Havaalanlarınada belirlenen sürdürülebilirlik politikaları gelecek kuşakların yaşam kalitesini etkilemektedir. Havaalanları dahil olduğu bölgenin çevre etiği dönüşümü içinde örnek ve lider olmalıdır. Havaalanları yapım ve işletmesinden kaynaklı çevresel etkiler sadece geliştirilen teknoloji ile değil, “çevresel biyoetik” bağlamında geliştirilecek planlı, kalıcı ve uluslararası “biyopolitikalar” ile çözülecektir. Bu bağlamda uluslararası ve ulusal havaalanları sektörü, tüm kuruluşları ile havaalanlarının ekonomik canlılığı, işletim verimliliği, doğal kaynaklarının korunması, yaşanabilirlik ve sosyal sorumluluğun bütünlüğünü sağlamak için daha bütünsel sürdürülebilirlik yaklaşımlarına yönelmektedir.
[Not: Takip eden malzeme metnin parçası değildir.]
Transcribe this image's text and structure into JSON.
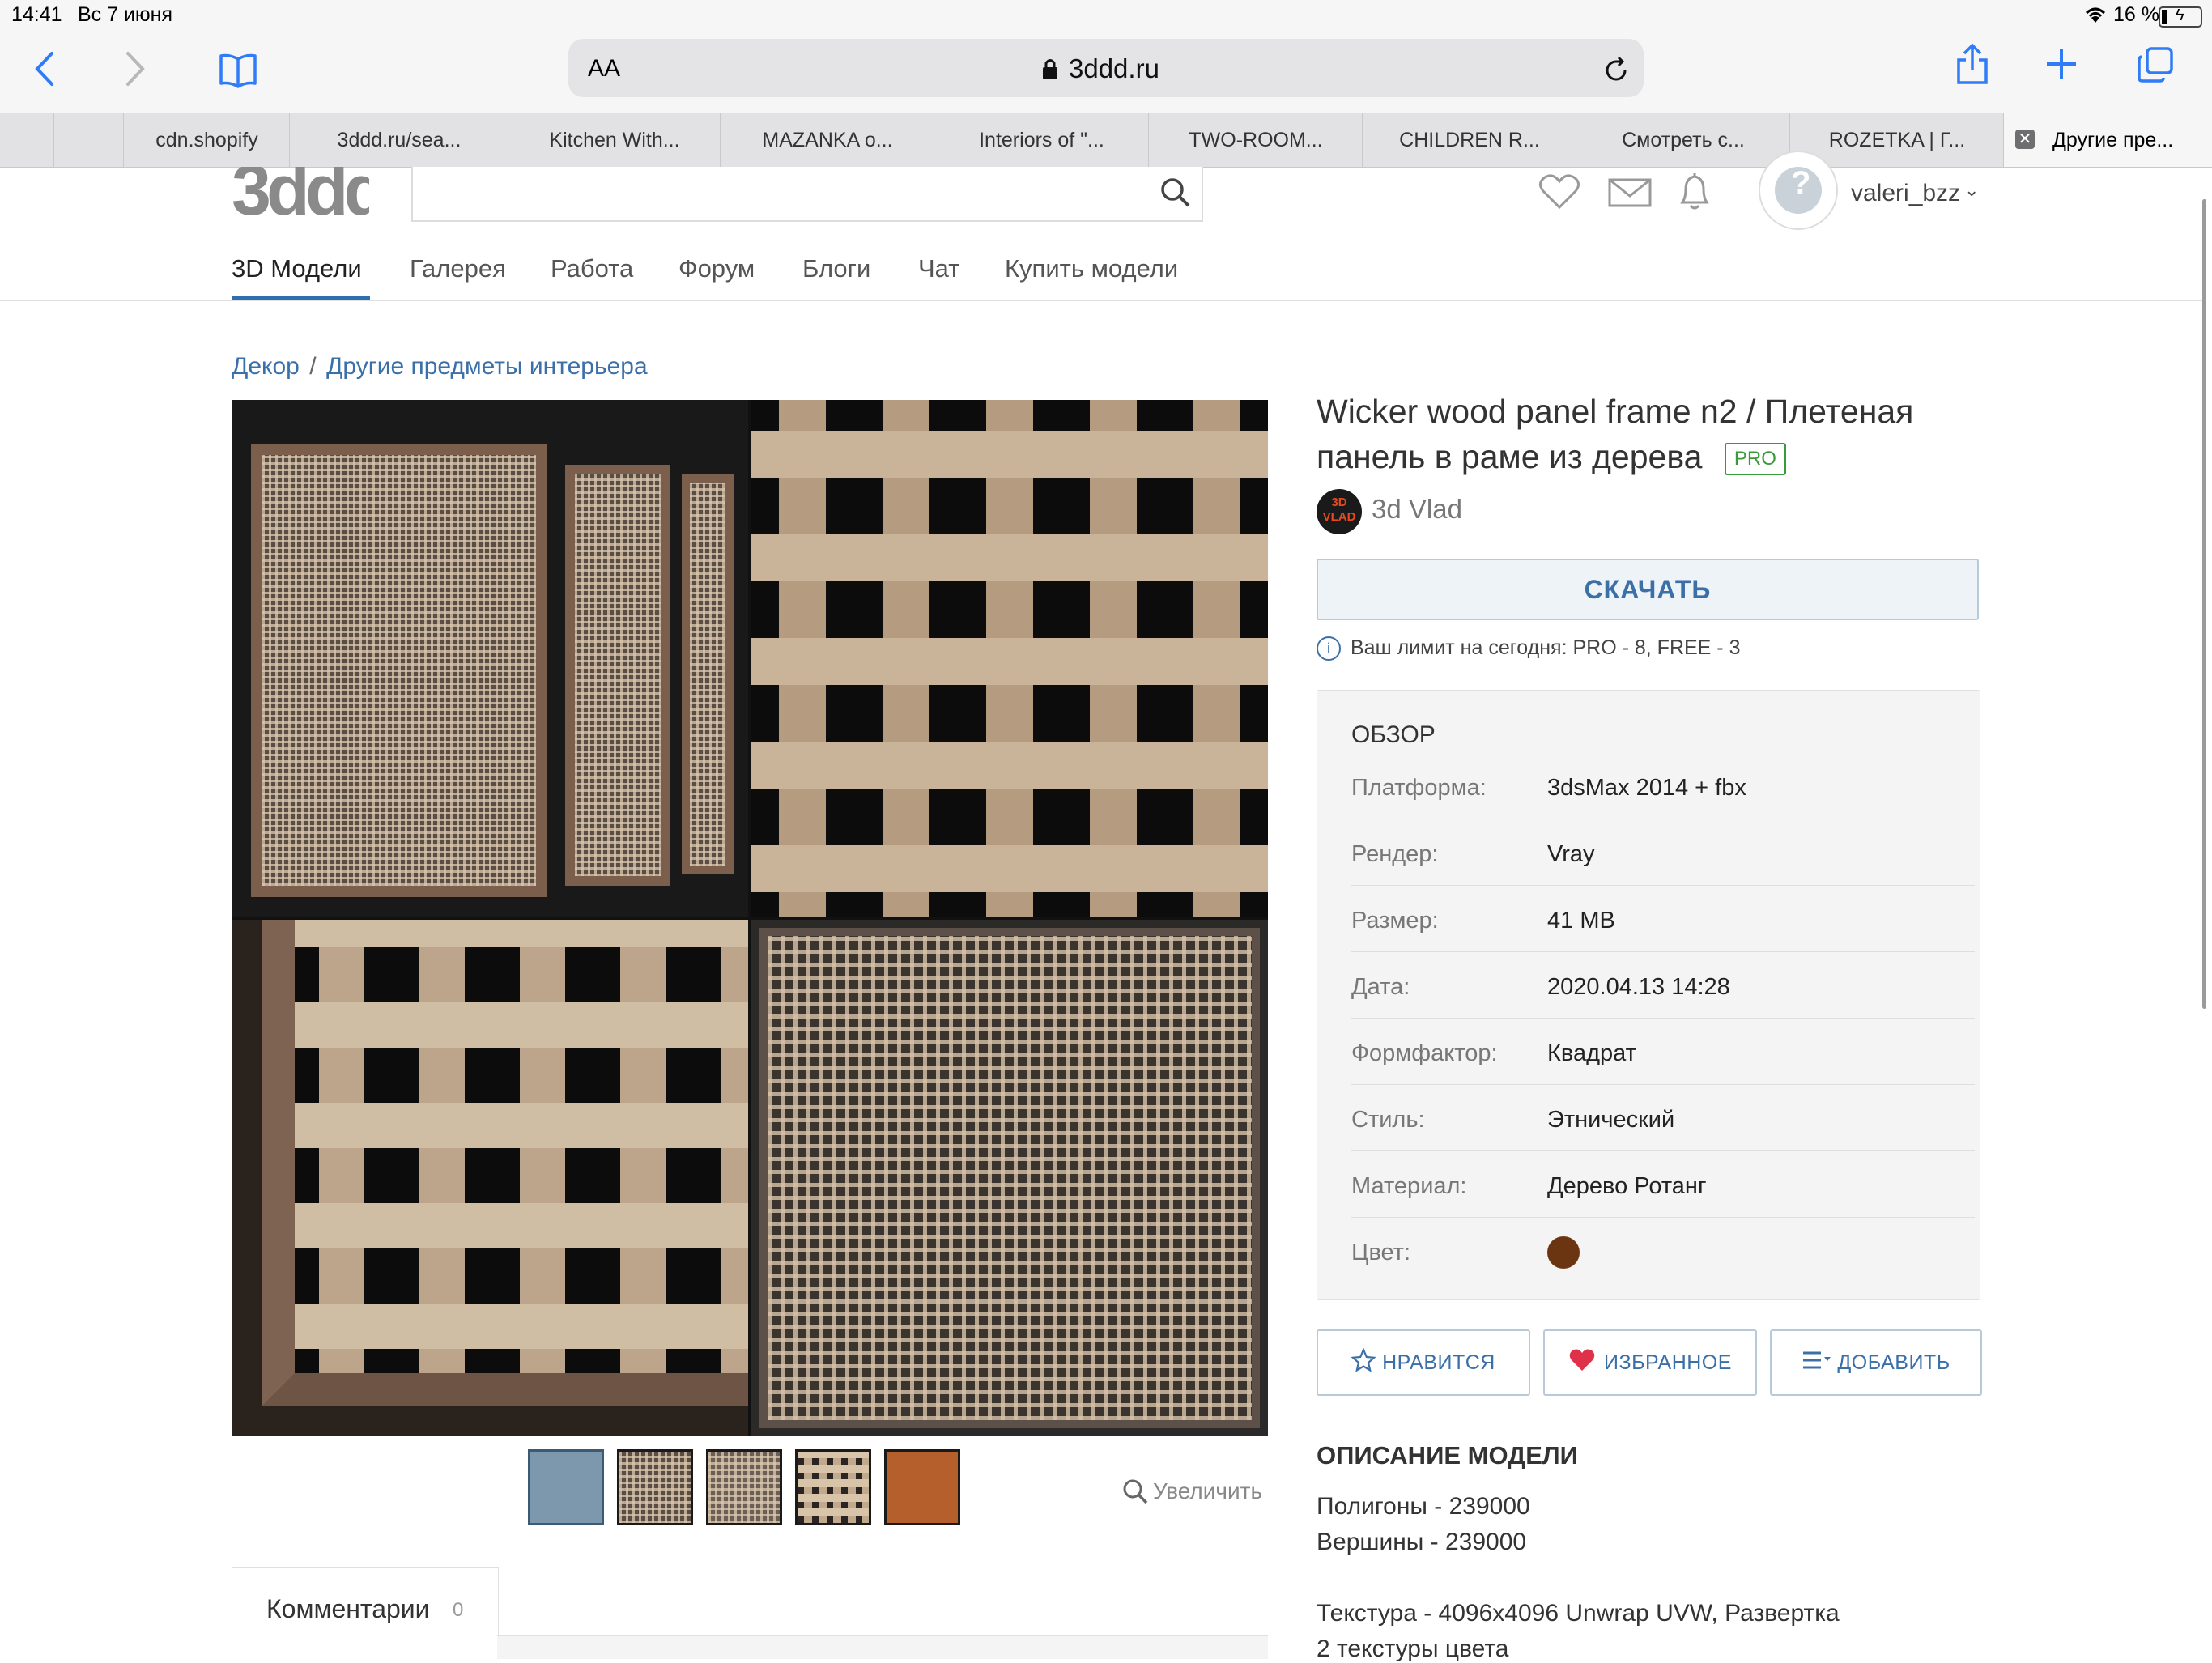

Bu doğrultuda diğer canlı türleri, ekosistemler ve hatta tüm yerkürenin etik kaygı odağı olması gerektiğini savunan ‘doğalcı bir etik’ olarak ve insanoğlunun çıkarlarının dışına taşması açısından benzersiz bir etik alanı yaratan “çevresel biyoetik”, sürdürülebilir havaalanı biyopolitikalarının başarılması için değerlerimizi temellendirdiğimiz kavram olmaktadır. Türkiye’deki havaalanlarında, sürdürülebilir havaalanı amacı ve hedeflerinin başarılması için bütünsel olarak havaalanlarının karar ve planlama aşamasından başlanarak yapım ve işletme süreçlerinde “çevresel biyoetik” değerleri gözeten “biyopolitikalar” oluşturularak uygulanmalıdır.